Tuesday, December 2, 2008

And I Thought I'd Be Well

"Ha!" Sez the universe. Yesterday I was feeling much better. No sore throat and general improving body feelings. But in the evening my health started going all pear shaped again. Stuffiness, sneezing, and some coughing. It was difficult to get to sleep even with drugs and today I am being held together by sudafed. The real stuff with pseudoephedrine. Best drug ever. But I'm dizzy and not 100% even though it dried up my nose like it should.

I wish I was well because it looks like a nice day for a bike ride and I wanted to go to the library, my credit union, and pick up a few cooking items.

Monday, December 1, 2008

Plum Pudding, Scotish Style?

The first pudding I made this year is a cook's illustrated recipe which I cut down by half and did some substitutions on after Thanksgiving Dinner.

1 1/3 cups dark raisins (1/2 pound)
1 cup dried currents (5 ounces)
1 cup water
2 tablespoons dried orange and lemon peel
1/2 cup fresh whole wheat breadcrumbs
1/2 cup packed dark brown sugar
1/4 cup and 2 tablespoons unbleached all purpose flour
1 teaspoon fresh ground cinnamon
1 teaspoon ground ginger
1/4 teaspoon ground cloves
1/2 teaspoon table salt
1/4 pound cold unsalted butter (1 stick)
2 large eggs
1/4 cup amontillado
3 tablespoons good scotch (because I did not have brandy)

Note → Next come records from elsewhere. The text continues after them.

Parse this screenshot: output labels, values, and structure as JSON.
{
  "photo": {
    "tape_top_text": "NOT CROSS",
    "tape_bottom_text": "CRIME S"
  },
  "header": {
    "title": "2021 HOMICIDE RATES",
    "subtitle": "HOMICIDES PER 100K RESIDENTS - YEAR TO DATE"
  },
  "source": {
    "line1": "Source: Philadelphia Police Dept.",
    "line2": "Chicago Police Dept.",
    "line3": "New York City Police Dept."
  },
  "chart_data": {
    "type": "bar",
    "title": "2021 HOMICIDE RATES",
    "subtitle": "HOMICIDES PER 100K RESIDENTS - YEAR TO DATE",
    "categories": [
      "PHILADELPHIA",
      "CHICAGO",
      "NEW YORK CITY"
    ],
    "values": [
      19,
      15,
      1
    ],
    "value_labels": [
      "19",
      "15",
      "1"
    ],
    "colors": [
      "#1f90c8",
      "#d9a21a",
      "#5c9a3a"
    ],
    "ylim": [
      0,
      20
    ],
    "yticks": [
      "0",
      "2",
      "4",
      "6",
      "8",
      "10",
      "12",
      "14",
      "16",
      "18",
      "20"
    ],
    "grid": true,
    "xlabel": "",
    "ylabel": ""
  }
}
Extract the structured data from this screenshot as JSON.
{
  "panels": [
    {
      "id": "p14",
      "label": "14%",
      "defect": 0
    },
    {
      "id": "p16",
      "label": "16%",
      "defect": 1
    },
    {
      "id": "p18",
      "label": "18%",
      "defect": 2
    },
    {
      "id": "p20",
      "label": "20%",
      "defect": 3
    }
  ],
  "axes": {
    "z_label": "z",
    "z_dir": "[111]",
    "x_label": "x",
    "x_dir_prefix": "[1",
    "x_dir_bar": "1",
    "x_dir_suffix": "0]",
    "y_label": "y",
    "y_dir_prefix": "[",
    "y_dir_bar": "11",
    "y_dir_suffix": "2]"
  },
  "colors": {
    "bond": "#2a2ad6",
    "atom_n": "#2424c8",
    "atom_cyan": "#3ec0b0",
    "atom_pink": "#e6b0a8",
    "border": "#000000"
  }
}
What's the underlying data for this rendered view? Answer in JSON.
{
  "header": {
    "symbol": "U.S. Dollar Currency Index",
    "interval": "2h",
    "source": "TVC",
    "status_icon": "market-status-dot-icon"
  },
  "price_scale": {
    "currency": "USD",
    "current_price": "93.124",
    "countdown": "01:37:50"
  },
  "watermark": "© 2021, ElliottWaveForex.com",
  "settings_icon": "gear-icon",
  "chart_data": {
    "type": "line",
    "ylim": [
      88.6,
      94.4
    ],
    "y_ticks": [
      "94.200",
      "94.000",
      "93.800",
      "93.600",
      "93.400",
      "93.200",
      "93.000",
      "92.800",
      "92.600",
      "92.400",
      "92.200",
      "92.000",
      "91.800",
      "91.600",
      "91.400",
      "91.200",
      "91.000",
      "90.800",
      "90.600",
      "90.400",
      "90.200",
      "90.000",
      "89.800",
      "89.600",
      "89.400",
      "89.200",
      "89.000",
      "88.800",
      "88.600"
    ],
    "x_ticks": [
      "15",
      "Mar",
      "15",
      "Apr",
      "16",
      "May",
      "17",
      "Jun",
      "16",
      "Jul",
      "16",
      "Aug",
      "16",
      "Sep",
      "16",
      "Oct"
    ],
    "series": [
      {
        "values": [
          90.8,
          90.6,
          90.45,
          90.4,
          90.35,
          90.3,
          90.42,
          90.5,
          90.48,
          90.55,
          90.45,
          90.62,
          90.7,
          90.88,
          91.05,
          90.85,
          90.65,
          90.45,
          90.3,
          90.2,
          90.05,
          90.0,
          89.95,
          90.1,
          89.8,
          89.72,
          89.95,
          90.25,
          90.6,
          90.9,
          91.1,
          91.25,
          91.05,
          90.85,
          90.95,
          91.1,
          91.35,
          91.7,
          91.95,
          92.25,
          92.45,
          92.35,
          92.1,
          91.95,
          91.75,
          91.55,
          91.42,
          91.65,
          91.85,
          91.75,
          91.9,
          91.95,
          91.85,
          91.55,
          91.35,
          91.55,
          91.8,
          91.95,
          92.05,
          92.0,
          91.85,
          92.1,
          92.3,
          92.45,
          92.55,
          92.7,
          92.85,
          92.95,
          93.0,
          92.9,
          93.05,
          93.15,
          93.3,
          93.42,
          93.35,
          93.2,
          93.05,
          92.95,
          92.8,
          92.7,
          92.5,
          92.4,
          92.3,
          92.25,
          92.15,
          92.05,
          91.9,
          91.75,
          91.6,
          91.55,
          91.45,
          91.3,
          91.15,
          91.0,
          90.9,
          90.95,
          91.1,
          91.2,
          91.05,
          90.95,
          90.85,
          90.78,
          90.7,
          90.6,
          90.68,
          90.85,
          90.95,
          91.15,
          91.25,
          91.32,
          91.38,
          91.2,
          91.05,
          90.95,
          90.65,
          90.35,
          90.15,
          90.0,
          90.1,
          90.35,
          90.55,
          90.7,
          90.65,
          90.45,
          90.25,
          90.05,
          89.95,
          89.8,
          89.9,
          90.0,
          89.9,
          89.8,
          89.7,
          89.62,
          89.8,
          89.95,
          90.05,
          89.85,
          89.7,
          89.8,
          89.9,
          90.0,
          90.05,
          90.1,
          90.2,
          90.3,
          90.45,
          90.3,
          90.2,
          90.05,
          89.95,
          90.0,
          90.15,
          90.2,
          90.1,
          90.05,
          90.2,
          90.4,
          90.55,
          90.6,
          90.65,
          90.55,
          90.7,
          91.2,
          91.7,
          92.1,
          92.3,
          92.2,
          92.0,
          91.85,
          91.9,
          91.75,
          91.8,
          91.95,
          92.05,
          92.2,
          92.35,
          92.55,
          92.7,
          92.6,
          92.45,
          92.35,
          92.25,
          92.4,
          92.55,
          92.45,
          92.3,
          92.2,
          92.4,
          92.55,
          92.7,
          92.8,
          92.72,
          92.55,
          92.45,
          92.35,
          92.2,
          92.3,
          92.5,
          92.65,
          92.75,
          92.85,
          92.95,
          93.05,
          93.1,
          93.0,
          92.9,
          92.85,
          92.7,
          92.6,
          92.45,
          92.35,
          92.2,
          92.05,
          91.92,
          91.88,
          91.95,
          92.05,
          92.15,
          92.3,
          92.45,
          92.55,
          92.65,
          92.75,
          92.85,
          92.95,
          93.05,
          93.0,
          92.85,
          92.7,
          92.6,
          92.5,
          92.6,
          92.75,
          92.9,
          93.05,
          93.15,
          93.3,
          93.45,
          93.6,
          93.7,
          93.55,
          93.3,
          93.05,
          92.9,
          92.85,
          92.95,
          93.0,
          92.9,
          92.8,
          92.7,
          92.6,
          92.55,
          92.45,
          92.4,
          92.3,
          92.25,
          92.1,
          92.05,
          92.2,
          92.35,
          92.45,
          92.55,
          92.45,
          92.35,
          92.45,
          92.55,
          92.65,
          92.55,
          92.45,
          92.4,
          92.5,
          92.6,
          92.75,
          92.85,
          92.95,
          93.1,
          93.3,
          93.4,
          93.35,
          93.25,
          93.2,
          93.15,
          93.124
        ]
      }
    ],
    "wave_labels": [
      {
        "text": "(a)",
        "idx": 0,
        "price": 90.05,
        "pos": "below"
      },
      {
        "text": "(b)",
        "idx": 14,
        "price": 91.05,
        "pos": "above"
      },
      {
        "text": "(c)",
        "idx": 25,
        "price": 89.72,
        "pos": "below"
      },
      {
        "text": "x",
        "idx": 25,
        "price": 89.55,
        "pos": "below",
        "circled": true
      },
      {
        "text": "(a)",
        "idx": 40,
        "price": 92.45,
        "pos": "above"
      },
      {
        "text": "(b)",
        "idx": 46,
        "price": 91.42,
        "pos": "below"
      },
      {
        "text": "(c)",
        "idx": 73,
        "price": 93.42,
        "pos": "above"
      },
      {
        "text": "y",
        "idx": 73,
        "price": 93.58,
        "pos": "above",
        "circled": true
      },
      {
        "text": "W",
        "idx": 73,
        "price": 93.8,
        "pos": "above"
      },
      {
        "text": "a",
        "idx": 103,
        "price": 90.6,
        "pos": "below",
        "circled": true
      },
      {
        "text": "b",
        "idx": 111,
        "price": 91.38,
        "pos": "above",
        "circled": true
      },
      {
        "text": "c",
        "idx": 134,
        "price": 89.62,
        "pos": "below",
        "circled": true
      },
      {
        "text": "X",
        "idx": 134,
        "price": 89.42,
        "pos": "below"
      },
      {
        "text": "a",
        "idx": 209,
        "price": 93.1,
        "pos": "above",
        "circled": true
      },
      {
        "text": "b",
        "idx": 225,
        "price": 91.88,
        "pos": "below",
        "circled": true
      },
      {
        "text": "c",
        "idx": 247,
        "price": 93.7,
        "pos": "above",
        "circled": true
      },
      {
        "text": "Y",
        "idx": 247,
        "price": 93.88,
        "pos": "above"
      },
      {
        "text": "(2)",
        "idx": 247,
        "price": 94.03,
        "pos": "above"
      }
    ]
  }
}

I chopped the raisins and combined them with the currants in a large sauce pan with the water and covered it over high heat to bring to a boil. Then I reduced it to a simmer and stirred until nearly all the liquid had evaporated or been absorbed and then added in the lemon and orange peel. Then I put it in the window to cool.

Meanwhile I combined the breadcrumbs, brown sugar, flour, spices, and salt in my food processor. I processed it well so it was a nice homogeneous mixture without any lumps. Then I added the butter in large peices and pulsed until combined. I whisked the eggs until foamy and then beat in the sherry and scotch. Then I combined the crumb mixture and stirred it quite well and then added the cooked fruit once they were completely room temperature.

I greased a 1.5 L pyrex bowl quite well with vegetable shortening then poured in the mixture and covered with aluminum foil with a tight seal to the bowl. I placed this in my 10 quart stock pot on top of a burner grate to keep it off the bottom and an upside down plate over the top. Four liters of boiling water was added to the stock pot to bring it up about half way to the top of the bowl and then the lid put on and the burner put on high to bring it back to a boil as quickly as possible. Putting it on about the 1 or 1 1/2 mark on the burner seemed to keep it at a nice controlled simmer for the next three and a half hours. I turned it off and left it to cool overnight. The next day I unmolded the pudding onto more aluminum foil and wrapped it tightly. I left it out on the table for three days and have now put it in the refrigerator to save until a party or the Yule. It was not big enough to completely fill the 1.5 L pyrex bowl. Perhaps increasing the size of the recipe by 50% would be good.

So far so good. I think I will try one or two other recipes. I will try to adhear more closely to those recipes so I think that I shall sell something to get the money for a bottle of brandy.